Let’s just look at median wealth levels by education in our PSID sample:
2015-2019: All HS or less median wealth: $16,000
2015-2019: All College or more median wealth: $78,000
2015-2019: 30-39 HS or less median wealth: $7,000
2015-2019: 30-39 College or more median wealth: $45,000
1985-1990: 30-39 HS or less median wealth: $18,000
2015-2019: 30-39 College or more median wealth: $49,000
Just not comparable groups. It’s nuts to suggest that the college strata is falling towards the high school strata. Case and Deaton have ramped up discussion again by showing the massive divergence between more and less educated life expectancy.
Deming probably makes the most succinct and compelling argument: anti-college folks got out over their skis. There are absolutely problems with the modern economy and modern higher education. But the claim that the wealth premium has nearly disappeared is just silly.
TL;DR
The college premium is not cratering. It looks that way because:
The 1980s cohort was young in the sample used in the Emmons paper, leading to funky comparisons.
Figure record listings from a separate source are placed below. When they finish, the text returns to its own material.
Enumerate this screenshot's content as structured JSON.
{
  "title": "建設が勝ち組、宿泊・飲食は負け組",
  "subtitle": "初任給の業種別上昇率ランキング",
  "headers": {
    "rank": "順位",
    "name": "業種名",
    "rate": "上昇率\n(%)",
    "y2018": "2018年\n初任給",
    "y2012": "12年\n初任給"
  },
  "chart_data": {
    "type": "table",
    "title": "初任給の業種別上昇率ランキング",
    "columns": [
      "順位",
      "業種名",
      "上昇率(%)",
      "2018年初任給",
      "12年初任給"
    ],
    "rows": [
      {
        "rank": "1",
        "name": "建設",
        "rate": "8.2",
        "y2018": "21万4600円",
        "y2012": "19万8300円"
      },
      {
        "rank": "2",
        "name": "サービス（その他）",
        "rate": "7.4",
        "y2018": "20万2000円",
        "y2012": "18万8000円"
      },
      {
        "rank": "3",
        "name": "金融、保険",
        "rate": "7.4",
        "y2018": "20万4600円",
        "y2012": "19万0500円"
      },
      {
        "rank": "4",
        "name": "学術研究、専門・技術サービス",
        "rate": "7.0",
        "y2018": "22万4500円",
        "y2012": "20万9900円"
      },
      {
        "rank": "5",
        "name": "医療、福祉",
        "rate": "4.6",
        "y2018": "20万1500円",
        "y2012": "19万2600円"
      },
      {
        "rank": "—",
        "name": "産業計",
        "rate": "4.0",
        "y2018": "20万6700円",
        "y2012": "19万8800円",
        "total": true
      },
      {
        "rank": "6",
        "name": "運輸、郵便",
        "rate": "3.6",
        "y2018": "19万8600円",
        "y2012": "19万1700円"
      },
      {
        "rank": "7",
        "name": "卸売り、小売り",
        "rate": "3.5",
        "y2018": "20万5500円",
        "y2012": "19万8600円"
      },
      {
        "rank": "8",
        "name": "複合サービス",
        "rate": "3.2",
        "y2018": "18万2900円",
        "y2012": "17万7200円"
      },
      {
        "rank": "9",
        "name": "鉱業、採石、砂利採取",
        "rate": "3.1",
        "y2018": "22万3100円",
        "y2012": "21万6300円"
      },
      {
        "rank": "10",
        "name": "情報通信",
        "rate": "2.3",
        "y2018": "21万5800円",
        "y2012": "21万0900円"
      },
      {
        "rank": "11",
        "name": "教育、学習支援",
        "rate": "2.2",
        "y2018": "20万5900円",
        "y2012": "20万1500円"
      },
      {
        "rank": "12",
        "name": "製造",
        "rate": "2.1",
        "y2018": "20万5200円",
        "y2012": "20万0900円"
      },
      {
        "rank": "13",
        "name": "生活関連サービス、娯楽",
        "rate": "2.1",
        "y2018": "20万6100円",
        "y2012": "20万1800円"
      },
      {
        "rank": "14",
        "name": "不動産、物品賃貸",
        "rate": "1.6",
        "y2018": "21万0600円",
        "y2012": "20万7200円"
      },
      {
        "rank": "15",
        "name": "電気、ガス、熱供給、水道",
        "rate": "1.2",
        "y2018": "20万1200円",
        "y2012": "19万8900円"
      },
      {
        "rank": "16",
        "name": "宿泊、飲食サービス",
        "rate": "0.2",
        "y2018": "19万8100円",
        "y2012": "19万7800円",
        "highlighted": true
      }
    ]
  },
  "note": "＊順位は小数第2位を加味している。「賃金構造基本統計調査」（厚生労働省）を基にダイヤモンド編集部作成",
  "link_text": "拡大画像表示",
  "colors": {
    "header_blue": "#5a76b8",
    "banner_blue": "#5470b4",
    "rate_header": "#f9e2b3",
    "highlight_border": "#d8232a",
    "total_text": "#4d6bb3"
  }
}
Wealth and earnings grow over time at different rates for college and noncollege workers. This is missed in the Emmons paper.
The IHS / arcsine transformation accidentally pulls the college wealth median down and pushes the high school wealth median up. Combined with the funky comparisons above, this accidentally produces an incorrect removal of the college wealth premium among Millennials.
Thanks for this work, Tom. The basic lay summary: the data doesn’t capture wealth when it accumulates after age 40, as it does especially in professional (ie college requiring) work.